Laura St.Pierre collects plants that she preserves in alcohol as botanists do – a process that maintains their shape, but changes their colour. Using jars and bottles that are commercially available or that were once used to preserve foodstuffs, she reveals the household economy versus the economy of industrial production. She immortalizes these arrangements in large photographs that use light and scaling up to make plants look like spectres, foreshadowing their disappearance as a result of changes now affecting the land. The plants of the St. Lawrence Valley represented in these works are neither rare nor unusual, but might become so one day, and collecting them could preserve them from extinction in some future museum.

Catherine Lescarbeau has examined Stewart Hall archives to understand the successive occupancies of this historic house, a former upper-class residence that is now home to the Cultural Centre. She notes the continuous presence of plants in the solarium, and in the living room of times past, and as part of exhibitions in the art gallery. Working with a botanist, she characterizes these environments, using scientific fieldwork methods to formally identify the various specimens they contain. Her approach reveals the singular relations with nature that are expressed in domestic and institutional spaces.

As a child, Émilie Payeur believed that birdsong came from trees rather than creatures perched in them. Today, as an artist active in the experimental music scene, she uses technology to revisit her memories. Sensors hidden in a wooden structure resembling a birdhouse trigger devices creating sound distortions imitating birdson. In this work literally based on the language of plants, digital technology makes it possible to compose an “interspecies” music reflecting the artist’s initial experience of the phenomenon.

In a context of growing environmental concerns, more and more artists are looking at our relations with the plant world to express deeply human realities related to ecology, power relations, and a variety of aesthetic issues.

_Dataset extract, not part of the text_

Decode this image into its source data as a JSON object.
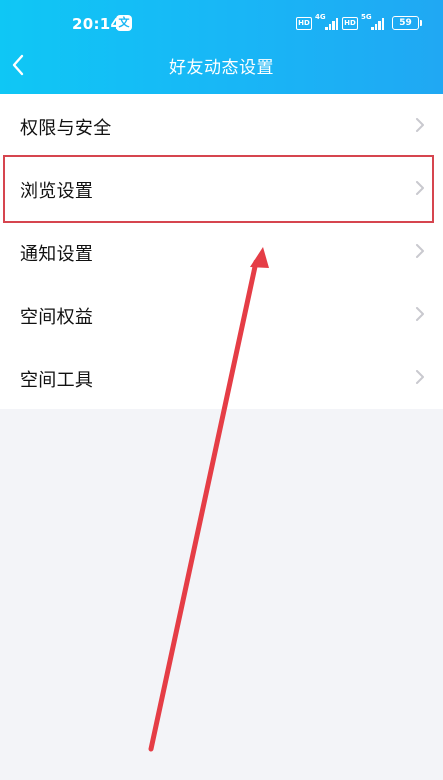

All things considered, the exhibition What plants Can Tell only gives a glimpse into the many facets of the plant world when this one is placed in the hand of artists.



Biographies
Chromogenic Curmudgeons is a duo formed by artists Jean-Jacques Ringuette and Evergon, who live and work in Montréal. They co-author works of contemporary photography.
evergonringuette.com
Through an original approach to ceramics, Amélie Proulx removes the boundary between arts and crafts and the visual arts. Living and working in Lévis, she teaches at Concordia University in Montréal and the Maison des métiers d’art in Québec City.
amelieproulx.com
Joscelyn Gardner is a Caribbean-born Canadian visual artist who works with prints and multimedia installations. She teaches at the Fanshawe College School of Art and Design in London, Ontario, near the rural town where she lives and works.
joscelyngardner.org
Laura St.Pierre is a visual artist working with installations, sculpture, and photography in an ecological perspective. She has an MA in visual arts from Concordia University, and lives and works in Saskatoon.
laurastpierre.com
Multidisciplinary artist Catherine Lescarbeau is doing work articulated around indoor plants and their place in our lives. Working towards a PhD in the study and practice of the arts at UQAM, she lives and works in Gatineau where she teaches at the CEGEP level.
Visual artist Marie-Eve Martel is interested in the role of plants in our built environment, and their impact on our imagination and behaviour. A graduate of UQAM and Concordia University, she lives and works in Blainville.
marieevemartel.com.
Émilie Payeur is a multidisciplinary artist active in the experimental music and visual arts scenes. She holds an MA in composition of electroacoustic music from the Université de Montréal. She lives and works in Montréal.